Mr Modi is keen to pass a long- pending national goods and services tax which aims to replace a myriad of overlapping state duties that often deter investment, as well as a controversial Bill that makes it easier for businesses to buy land.

But the Congress party has indicated it will use the current monsoon session to demand the resignation of a number of scandal-hit leaders of Mr Modi's Bharatiya Janata Party (BJP).

BUSINESS NOT AS USUAL

This will be a very stormy session since the objective is no more to conduct parliamentary business, but to put the government in the dock.

INDIAN ANALYST K.G. SURESH

The opening of the Upper House was disrupted by opposition members protesting against Foreign Minister Sushma Swaraj's role in helping graft-hit former cricket boss Lalit Modi to obtain a passport.

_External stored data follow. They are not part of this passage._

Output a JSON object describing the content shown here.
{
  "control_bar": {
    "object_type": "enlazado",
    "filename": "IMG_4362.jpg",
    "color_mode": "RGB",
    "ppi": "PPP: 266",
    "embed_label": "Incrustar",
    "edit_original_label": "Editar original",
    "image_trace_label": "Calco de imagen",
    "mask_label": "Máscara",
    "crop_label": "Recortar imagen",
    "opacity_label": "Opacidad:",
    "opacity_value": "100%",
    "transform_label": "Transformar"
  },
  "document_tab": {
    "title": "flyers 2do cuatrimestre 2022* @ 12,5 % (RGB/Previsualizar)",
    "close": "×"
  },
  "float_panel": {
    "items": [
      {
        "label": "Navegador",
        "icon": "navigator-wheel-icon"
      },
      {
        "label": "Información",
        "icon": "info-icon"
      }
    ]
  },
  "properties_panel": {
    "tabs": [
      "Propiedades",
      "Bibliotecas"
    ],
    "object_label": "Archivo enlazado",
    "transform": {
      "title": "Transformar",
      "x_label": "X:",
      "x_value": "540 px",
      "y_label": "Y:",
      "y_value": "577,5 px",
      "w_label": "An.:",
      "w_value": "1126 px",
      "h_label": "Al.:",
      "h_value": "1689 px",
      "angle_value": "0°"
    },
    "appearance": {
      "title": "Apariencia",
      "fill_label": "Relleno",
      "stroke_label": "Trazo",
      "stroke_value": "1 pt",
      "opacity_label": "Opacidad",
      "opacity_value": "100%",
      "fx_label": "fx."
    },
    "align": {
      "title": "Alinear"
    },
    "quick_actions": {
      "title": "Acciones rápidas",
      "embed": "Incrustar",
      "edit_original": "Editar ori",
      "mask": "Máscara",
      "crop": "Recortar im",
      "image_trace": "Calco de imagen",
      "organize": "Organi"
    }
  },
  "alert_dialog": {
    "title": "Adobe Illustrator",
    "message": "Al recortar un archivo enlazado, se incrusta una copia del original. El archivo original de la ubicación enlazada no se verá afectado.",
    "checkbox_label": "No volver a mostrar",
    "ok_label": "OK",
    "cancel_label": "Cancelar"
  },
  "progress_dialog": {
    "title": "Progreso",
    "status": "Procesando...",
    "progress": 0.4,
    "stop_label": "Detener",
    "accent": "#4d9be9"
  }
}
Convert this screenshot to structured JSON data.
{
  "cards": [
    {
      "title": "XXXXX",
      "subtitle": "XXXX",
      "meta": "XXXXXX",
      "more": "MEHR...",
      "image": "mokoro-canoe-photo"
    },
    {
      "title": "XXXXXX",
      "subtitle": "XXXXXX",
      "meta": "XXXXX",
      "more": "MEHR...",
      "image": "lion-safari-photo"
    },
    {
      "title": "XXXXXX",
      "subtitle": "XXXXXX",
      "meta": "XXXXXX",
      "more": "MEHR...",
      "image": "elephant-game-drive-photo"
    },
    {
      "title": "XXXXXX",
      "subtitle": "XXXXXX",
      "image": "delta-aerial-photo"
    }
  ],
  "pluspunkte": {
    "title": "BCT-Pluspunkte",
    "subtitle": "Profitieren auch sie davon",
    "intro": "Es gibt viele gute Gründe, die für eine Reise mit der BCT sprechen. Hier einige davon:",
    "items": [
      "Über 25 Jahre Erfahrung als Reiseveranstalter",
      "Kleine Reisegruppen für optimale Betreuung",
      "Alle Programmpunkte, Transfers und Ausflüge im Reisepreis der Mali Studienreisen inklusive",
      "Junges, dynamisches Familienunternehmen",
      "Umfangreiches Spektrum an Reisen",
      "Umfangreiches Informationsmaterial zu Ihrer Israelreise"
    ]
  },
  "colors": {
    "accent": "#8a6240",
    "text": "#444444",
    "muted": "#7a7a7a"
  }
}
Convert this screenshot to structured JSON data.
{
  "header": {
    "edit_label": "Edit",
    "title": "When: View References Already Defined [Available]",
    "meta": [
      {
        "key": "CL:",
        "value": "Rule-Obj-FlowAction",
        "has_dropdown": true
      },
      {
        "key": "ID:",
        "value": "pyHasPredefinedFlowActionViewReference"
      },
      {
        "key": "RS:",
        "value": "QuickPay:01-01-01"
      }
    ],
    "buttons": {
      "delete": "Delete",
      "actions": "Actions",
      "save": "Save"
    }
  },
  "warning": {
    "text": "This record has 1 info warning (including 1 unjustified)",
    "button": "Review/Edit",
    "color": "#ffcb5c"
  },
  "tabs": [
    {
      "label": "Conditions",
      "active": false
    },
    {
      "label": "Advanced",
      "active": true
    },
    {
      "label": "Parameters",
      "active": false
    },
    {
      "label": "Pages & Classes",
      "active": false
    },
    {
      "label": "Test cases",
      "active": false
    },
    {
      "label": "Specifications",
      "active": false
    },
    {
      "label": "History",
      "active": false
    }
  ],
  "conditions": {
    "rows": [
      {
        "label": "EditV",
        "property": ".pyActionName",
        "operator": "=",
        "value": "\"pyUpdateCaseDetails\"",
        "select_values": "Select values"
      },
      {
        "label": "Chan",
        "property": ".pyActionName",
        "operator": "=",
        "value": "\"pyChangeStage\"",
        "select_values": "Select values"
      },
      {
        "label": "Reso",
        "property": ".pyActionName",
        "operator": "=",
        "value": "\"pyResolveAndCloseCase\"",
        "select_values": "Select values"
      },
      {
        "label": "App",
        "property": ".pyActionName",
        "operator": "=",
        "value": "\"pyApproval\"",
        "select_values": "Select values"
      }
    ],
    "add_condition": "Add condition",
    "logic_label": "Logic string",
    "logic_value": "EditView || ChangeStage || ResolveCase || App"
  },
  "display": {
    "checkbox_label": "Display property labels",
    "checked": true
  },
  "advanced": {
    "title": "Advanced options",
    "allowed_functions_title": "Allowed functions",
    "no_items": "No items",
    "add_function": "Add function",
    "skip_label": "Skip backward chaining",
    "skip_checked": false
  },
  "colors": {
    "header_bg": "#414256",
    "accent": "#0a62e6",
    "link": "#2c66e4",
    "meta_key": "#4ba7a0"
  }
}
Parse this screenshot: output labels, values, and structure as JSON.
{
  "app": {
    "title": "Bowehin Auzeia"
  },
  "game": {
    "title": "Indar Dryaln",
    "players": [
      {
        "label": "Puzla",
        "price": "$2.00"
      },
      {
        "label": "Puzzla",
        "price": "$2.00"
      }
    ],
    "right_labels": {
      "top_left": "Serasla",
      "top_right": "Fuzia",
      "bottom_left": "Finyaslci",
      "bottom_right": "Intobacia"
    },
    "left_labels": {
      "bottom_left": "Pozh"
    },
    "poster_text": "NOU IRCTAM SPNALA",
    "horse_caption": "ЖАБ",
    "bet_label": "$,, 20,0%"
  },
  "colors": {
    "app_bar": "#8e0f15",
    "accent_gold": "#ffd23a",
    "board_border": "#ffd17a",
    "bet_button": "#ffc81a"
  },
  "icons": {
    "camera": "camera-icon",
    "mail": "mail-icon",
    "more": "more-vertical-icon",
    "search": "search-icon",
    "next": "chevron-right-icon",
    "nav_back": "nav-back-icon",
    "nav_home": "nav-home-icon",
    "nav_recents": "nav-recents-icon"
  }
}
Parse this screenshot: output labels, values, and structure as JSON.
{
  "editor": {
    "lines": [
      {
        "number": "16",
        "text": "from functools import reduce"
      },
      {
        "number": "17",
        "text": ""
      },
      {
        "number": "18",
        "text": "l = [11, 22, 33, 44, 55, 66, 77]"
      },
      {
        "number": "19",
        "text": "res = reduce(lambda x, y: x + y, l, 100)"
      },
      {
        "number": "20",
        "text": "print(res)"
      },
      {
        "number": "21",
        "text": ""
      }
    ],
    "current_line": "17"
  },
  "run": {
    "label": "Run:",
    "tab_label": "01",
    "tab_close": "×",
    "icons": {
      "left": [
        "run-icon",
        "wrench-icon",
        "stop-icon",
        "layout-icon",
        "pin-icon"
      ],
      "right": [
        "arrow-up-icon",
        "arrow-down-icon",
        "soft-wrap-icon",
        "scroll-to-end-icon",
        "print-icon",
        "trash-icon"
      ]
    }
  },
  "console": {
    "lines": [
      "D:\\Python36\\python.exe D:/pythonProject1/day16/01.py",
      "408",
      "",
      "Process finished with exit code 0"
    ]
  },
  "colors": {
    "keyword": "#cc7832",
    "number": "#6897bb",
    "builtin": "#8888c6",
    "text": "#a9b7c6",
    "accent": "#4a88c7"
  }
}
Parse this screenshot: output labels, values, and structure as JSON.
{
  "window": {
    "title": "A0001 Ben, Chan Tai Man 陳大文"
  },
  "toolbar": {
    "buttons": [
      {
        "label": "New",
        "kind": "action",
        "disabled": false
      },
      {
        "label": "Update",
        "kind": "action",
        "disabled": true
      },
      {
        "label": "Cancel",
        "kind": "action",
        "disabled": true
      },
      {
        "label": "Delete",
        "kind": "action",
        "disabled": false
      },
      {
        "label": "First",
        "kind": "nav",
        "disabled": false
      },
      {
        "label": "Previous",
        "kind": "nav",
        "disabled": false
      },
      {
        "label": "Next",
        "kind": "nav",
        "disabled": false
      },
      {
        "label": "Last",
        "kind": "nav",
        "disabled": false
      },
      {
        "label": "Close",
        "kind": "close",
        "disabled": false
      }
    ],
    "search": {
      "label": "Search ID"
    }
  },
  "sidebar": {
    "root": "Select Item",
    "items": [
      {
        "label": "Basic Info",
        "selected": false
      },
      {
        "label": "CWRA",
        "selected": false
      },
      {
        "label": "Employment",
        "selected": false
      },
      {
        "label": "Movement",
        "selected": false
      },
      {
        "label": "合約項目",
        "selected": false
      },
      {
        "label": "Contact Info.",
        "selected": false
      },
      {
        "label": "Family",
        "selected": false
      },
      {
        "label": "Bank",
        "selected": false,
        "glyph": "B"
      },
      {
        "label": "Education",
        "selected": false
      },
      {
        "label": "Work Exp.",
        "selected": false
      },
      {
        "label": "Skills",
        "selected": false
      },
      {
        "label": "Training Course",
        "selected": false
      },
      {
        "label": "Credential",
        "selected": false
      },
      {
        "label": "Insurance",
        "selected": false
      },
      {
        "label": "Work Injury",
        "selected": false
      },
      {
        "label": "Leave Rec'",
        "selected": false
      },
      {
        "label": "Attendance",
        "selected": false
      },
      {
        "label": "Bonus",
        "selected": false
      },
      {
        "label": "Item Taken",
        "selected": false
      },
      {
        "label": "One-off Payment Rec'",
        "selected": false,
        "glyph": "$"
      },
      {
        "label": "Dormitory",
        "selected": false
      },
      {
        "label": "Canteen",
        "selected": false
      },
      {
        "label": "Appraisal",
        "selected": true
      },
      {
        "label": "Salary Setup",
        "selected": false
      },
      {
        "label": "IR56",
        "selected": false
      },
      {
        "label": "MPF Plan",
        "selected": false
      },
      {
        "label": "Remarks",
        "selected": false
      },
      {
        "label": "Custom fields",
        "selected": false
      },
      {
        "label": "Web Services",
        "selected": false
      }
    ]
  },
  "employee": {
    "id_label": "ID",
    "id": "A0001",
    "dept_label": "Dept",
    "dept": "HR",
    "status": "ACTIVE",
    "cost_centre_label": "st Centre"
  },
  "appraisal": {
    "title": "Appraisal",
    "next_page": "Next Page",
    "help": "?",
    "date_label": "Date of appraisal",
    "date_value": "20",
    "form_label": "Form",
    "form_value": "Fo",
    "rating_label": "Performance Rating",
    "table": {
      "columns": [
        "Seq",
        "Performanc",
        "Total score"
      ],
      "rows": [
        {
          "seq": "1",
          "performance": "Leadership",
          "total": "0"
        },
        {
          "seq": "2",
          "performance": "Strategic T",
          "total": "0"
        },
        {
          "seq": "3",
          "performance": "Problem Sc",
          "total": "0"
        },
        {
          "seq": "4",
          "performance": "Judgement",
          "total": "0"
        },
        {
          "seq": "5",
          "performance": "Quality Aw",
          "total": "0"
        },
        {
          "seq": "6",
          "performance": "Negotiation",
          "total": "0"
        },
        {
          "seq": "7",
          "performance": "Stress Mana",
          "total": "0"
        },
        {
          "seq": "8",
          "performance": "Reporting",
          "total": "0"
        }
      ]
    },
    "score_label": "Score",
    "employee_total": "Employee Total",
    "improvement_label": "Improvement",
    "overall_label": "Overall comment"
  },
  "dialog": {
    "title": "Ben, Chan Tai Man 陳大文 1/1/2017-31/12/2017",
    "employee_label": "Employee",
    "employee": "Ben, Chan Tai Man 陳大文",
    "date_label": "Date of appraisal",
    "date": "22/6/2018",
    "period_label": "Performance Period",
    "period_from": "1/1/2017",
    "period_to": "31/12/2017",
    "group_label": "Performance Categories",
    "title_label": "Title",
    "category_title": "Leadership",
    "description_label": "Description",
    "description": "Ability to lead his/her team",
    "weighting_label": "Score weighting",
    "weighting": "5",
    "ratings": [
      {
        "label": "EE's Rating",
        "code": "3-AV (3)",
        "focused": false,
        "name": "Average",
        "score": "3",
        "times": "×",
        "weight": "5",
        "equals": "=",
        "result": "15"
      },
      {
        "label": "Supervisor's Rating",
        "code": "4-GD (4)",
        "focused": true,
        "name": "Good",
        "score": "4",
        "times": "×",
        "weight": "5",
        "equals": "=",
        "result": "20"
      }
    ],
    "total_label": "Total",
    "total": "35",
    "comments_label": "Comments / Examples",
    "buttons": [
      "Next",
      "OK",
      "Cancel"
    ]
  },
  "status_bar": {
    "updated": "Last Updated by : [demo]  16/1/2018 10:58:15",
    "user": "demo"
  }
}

They shouted slogans, forcing the Speaker to halt proceedings.

The opposition has also urged Mr Modi to sack chief minister Shivraj Singh Chouhan of Madhya Pradesh state, where thousands of people are alleged to have bribed officials and politicians in return for jobs or places in training institutes.

The Upper House was adjourned for the day while the Lower House shut down yesterday soon after reopening to allow lawmakers to mark the recent death of a member.

The BJP does not have a majority in the Upper House, and analysts say opposition parties will try to prevent progress in this session, which comes ahead of elections in the eastern state of Bihar later this year.

"This will be a very stormy session since the objective is no more to conduct parliamentary business, but to put the government in the dock," said analyst K.G. Suresh.

Last year, voters turned against the Congress party during the general elections after it was embroiled in a string of corruption scandals during its decade in power.

Mr Modi has made tentative progress on economic transformation, and in his first year Parliament was a third more productive than the first year of the last government, data by PRS Legislative Research shows.

But the pace of change has been slower than many expected and private companies are slow to invest in economic revival.

Plans to pass the land purchase law are on the backburner after Congress and other parties dubbed it "anti-farmer" and refused to let Parliament vote on it.

The tax Bill has been passed in the Lower House and has the support of the Upper House. But the government needs a two-thirds majority to make it law, which it will struggle to reach without Congress support. Congress wants the Bill to be amended before backing it.